Coco is great once aged in some compost, in my experience. Hit it with a stout bacterial dominant aact before you transplant, as many times as you can. Then hit it with a fungal dominant tea upon transplant, or even incorporated into a regiment of teas before transplant. That's what I do.

I water my soil many times, with many different compost teas, seed sprout enzyme teas, aloe, neem, coconut, kelp, I'm sure I'm forgetting something, maybe a little biodynamic preparations, whatever awesome and organic and as local as possible, for as long of a period of time as possible before transplant.

Have fun with that.
 

Shwagbag

Well-Known Member
hey guys i have a local black gold compost that seems pretty heavy
so in an attempt to thin it out, i took some old coco hempy's that have been sitting in my closet (chopped) and rinsed the roots out and seperated/soaked the coco

since the hempy's had been sitting there, the roots had started to break apart, and now theres a ton of small roots in the coco
i was hoping i could just mix it right into the compost, and then plant into it
but i wanted to ask first to see if I could do it a better way (perhaps some tea or something to innoculate the coco?)
thanks ya'll
Sounds good to me. You are essentially inoculating it by mixing it with the compost but I would probably take it a step further and hit it with a tea or top dress with a diverse selection of organic additives. I like to top dress with some super soil mix, EWC, Dr. Earth 745 or Espoma Tomato Tone. On top of that I like to drop some dried molasses which adds some food for the little ones and reduces the stench of the organic matter.
 

RedCarpetMatches

Well-Known Member
Oh the gamble of coco. I'm just now dialing it in a LOS after about 6 months. What was run through those hempy's...might be 'contaminated' with bottled poison. Worms love coco as bedding BTW. I would rinse the shit out of it first, then rince again, amend with Ca/Mg, and hydrate it with a good compost tea. I use over a third coco in my mix...no peat. I'm about to hydrate peat with aloe for my ROLS project. Would you guys squeeze out the excess water? The VC I'm mixing it with is moist, and I've had bad experiences with over saturated cooks.
 

Nizza

Well-Known Member
okay so black gold is leaves, with small sticks, and horse manure
5gallons water (a little less maybe)
i guess this is fungally dominant so , i did two handfulls of the black gold.
i did a two pinches of wood ash (wood stove) for shits and giggles (LMK if this is bad!)
i don't have any blackstrap, or honey.
a handful of the coco with dead roots in it
I added a little rapid start which has alfalfa barley and willow bark extract
and a little pinch of household sugar (hoping it may help b/c of no molasses

i regret adding the sugar, should i re-do it without the sugar and maybe a different substitute? i figured a little pinch wouldn't hurt.
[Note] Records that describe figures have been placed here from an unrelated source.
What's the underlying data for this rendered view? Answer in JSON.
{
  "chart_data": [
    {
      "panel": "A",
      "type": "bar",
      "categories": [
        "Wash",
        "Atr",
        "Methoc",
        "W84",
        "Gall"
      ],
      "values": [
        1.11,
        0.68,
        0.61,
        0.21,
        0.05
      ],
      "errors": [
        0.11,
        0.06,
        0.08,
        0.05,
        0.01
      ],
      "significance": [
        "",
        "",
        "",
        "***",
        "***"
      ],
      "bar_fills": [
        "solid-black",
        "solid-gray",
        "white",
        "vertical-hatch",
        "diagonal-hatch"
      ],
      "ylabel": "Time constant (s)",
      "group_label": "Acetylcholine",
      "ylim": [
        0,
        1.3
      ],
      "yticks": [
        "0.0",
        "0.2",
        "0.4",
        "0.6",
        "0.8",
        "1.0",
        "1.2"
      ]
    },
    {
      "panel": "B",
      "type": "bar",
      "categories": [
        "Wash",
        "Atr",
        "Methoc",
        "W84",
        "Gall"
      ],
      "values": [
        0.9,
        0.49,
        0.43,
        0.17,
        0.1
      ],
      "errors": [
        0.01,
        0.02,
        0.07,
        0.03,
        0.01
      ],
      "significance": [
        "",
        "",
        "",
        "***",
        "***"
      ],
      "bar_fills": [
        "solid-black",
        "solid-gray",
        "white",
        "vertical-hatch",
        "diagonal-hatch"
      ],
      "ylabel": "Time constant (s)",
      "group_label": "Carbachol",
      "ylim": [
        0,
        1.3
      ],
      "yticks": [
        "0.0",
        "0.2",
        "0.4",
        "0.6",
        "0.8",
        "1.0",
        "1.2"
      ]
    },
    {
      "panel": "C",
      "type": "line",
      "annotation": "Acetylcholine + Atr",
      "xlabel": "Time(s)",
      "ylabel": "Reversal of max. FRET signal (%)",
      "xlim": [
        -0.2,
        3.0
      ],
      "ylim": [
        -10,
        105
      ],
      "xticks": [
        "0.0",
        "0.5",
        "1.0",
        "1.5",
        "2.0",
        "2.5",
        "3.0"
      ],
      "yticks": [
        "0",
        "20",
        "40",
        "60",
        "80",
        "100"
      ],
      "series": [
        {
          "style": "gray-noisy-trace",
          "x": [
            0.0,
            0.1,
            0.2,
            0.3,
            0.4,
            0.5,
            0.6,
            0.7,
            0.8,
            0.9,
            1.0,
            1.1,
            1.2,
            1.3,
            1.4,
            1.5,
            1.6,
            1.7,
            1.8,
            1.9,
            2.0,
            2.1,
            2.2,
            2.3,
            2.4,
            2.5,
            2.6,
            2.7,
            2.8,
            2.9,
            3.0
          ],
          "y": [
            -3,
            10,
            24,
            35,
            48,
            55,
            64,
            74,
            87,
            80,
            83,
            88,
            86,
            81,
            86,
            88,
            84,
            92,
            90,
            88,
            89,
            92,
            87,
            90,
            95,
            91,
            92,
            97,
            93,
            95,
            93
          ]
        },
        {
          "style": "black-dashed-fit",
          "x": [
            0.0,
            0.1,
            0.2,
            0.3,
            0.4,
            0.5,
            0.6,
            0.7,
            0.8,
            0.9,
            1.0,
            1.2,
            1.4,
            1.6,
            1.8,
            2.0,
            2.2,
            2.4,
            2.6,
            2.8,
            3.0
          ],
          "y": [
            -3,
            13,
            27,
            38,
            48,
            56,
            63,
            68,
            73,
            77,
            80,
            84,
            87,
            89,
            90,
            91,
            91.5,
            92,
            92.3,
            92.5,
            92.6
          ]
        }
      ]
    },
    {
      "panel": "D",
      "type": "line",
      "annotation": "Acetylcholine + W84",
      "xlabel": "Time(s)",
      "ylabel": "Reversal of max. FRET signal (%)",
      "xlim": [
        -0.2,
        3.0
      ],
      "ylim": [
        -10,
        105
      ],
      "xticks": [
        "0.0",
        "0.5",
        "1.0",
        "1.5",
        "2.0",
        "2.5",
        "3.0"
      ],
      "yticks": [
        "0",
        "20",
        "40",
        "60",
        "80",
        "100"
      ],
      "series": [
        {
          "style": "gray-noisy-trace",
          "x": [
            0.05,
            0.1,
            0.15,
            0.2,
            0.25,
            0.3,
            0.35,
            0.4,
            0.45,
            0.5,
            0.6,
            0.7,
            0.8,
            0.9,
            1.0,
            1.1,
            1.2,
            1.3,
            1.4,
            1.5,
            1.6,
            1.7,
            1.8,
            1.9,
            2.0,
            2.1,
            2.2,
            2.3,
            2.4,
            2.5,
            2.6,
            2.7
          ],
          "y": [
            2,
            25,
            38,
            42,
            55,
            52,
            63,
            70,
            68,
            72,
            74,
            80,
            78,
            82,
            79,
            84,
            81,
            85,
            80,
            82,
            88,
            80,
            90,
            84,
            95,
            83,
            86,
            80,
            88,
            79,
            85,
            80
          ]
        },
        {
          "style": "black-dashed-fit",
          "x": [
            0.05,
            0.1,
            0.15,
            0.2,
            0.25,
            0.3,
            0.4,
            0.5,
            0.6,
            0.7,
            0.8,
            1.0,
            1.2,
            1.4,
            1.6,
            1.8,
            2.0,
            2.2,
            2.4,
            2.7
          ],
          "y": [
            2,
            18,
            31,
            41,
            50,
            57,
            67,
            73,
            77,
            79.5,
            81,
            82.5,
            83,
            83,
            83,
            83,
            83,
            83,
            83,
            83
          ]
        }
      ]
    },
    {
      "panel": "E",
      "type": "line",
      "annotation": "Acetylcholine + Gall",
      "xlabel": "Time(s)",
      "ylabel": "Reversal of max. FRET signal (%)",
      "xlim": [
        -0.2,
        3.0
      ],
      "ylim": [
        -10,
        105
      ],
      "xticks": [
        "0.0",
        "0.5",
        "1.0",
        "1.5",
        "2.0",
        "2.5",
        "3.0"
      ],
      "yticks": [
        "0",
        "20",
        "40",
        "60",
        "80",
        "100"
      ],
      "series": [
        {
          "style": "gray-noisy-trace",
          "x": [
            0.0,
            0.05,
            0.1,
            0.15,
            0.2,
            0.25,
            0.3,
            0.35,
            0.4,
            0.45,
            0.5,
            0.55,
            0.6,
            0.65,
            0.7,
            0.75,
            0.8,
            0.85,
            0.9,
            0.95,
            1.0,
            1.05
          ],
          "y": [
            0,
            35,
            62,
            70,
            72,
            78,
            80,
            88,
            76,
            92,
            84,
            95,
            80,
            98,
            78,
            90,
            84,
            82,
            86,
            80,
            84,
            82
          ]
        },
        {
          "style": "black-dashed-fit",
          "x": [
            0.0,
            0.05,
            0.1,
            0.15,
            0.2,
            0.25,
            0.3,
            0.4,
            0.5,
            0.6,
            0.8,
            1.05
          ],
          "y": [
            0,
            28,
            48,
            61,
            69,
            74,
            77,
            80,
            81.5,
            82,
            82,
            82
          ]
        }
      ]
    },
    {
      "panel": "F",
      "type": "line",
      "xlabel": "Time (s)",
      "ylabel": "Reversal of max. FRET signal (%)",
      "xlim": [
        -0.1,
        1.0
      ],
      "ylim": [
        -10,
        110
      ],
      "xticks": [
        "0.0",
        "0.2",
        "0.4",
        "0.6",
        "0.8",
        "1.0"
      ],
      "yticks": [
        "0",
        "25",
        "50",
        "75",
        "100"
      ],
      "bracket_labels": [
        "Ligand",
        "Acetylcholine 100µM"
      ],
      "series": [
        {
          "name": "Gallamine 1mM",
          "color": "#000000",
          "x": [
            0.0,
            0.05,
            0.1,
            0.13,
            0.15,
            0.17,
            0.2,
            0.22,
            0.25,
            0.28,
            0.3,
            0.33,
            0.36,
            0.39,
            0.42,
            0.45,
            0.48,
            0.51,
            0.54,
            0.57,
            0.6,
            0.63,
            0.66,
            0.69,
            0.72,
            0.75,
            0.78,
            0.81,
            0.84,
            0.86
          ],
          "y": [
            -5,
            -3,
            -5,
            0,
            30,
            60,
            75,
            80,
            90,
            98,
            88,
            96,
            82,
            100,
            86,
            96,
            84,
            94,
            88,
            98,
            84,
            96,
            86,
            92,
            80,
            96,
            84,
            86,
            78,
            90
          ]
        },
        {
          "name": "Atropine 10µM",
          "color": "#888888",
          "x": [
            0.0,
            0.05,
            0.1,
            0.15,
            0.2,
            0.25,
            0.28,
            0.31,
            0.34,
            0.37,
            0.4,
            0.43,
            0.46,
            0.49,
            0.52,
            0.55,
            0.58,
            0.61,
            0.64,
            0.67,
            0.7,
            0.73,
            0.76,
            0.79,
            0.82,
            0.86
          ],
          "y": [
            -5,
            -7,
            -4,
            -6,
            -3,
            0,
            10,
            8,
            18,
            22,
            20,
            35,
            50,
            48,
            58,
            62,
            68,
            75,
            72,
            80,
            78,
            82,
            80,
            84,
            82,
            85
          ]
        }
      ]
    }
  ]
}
But wanted too see if it'd help

if needed, i can tee an 8 outlet hydrofarm pump onto one or two airstones in the 5gal bucket , but for now i just put a dual output pump onto one stone

i'm broke as shit right now, bills are paid though..
hence the coco-recycling
any more suggestions? I finally got "teaming with microbes" and plan on reading it within the next week or so

edit: i also have a product called S.O.S. http://www.superorganicstimulator.com/ or http://www.strata-intl.com/SOS/Super-Organic-Stimulator-p-78.htmlbut didn't add it
here's a thread of someone talking about it on riu https://www.rollitup.org/hydroponics-aeroponics/447936-super-organic-stimulator-aka-sos.html
thinking this might increase diversity?